The majority of Brasher is served by Brasher Falls Central School District, also known as "St. Lawrence Central". Most of the town's electricity is supplied by National Grid with an area in the Northwest portion served by Massena Electric. Brasher Falls and the neighboring hamlet of Winthrop have a municipal sewer system. A study of the feasibility of municipal water in Brasher Falls- Winthrop area has stirred controversy. Contaminated wells in the area has generated interest, however many residents have suitable wells and do not favor the added expense. The hamlet of Helena has a municipal water system, necessitated by ground water contamination rendering the area's well water unsuitable. Landline telephone and internet service is provided by: Verizon, Nicholville Telephone Company, SLIC and Time-Warner; with wireless service provided by Verizon Wireless and AT&T. Enbridge supplies natural gas to the Brasher Falls- Winthrop area.

Historical population
| Census | Pop. | Note | %± |
| 1830 | 828 |  | — |
| 1840 | 2,118 |  | 155.8% |
| 1850 | 2,582 |  | 21.9% |
| 1860 | 3,377 |  | 30.8% |
| 1870 | 3,342 |  | −1.0% |
| 1880 | 3,578 |  | 7.1% |
| 1890 | 2,910 |  | −18.7% |
| 1900 | 2,703 |  | −7.1% |
| 1910 | 2,179 |  | −19.4% |
| 1920 | 1,922 |  | −11.8% |
| 1930 | 1,706 |  | −11.2% |
| 1940 | 1,892 |  | 10.9% |
| 1950 | 1,916 |  | 1.3% |
| 1960 | 2,536 |  | 32.4% |
| 1970 | 2,410 |  | −5.0% |
| 1980 | 2,375 |  | −1.5% |
| 1990 | 2,124 |  | −10.6% |
| 2000 | 2,337 |  | 10.0% |
| 2010 | 2,512 |  | 7.5% |
| 2016 (est.) | 2,410 |  | −4.1% |
U.S. Decennial Census

==Communities and locations in Brasher==
- Brasher Center - A hamlet on County Road 53 on the west bank of the St. Regis River, in the western part of the town. Development of the community began in 1826 with the construction of a dam and a mill.

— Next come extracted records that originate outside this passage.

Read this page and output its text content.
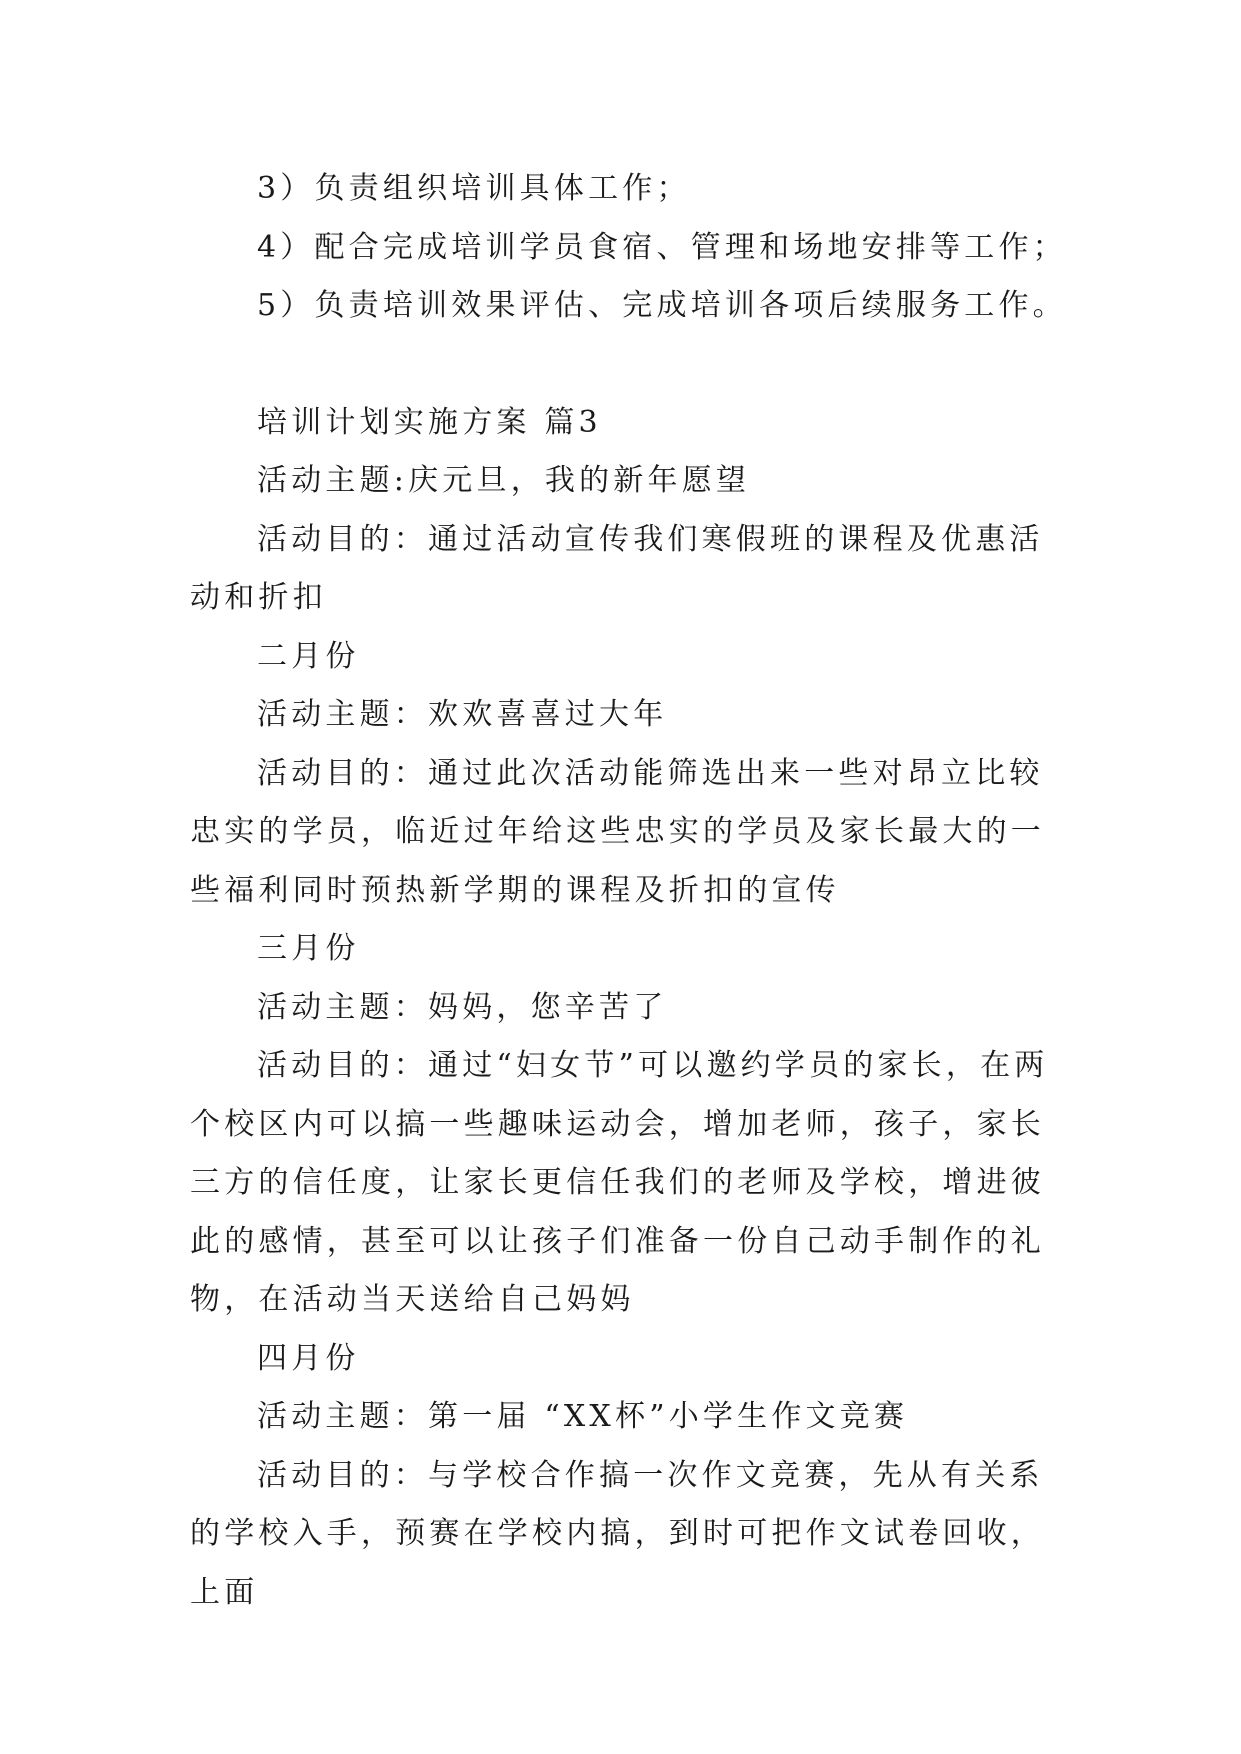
3）负责组织培训具体工作；
4）配合完成培训学员食宿、管理和场地安排等工作；
5）负责培训效果评估、完成培训各项后续服务工作。
培训计划实施方案 篇3
活动主题:庆元旦，我的新年愿望

活动目的：通过活动宣传我们寒假班的课程及优惠活动和折扣

二月份
活动主题：欢欢喜喜过大年

活动目的：通过此次活动能筛选出来一些对昂立比较忠实的学员，临近过年给这些忠实的学员及家长最大的一些福利同时预热新学期的课程及折扣的宣传

三月份
活动主题：妈妈，您辛苦了

活动目的：通过“妇女节”可以邀约学员的家长，在两个校区内可以搞一些趣味运动会，增加老师，孩子，家长三方的信任度，让家长更信任我们的老师及学校，增进彼此的感情，甚至可以让孩子们准备一份自己动手制作的礼物，在活动当天送给自己妈妈

四月份
活动主题：第一届 “XX杯”小学生作文竞赛

活动目的：与学校合作搞一次作文竞赛，先从有关系的学校入手，预赛在学校内搞，到时可把作文试卷回收，上面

- Brasher Falls - A hamlet in the southeastern corner of the town on NY-11C that straddles the St. Regis River.
- Brasher Iron Works - A location on County Road 55 in the northern part of the town. It was the site of iron works first opened in 1836.
- Deer River - A stream in the south part of the town.
- Helena - A hamlet at the junction of NY-37C and County Road 37 on the south bank of the St. Regis River. The name is from Helen Pitcairn, the daughter of a landowner, and the community was founded in 1819.
- Ironton - A location east of Brasher Iron Works in the northeastern part of Brasher at the junction of Smith Road and the New York-Ottawa Railroad (Abandoned).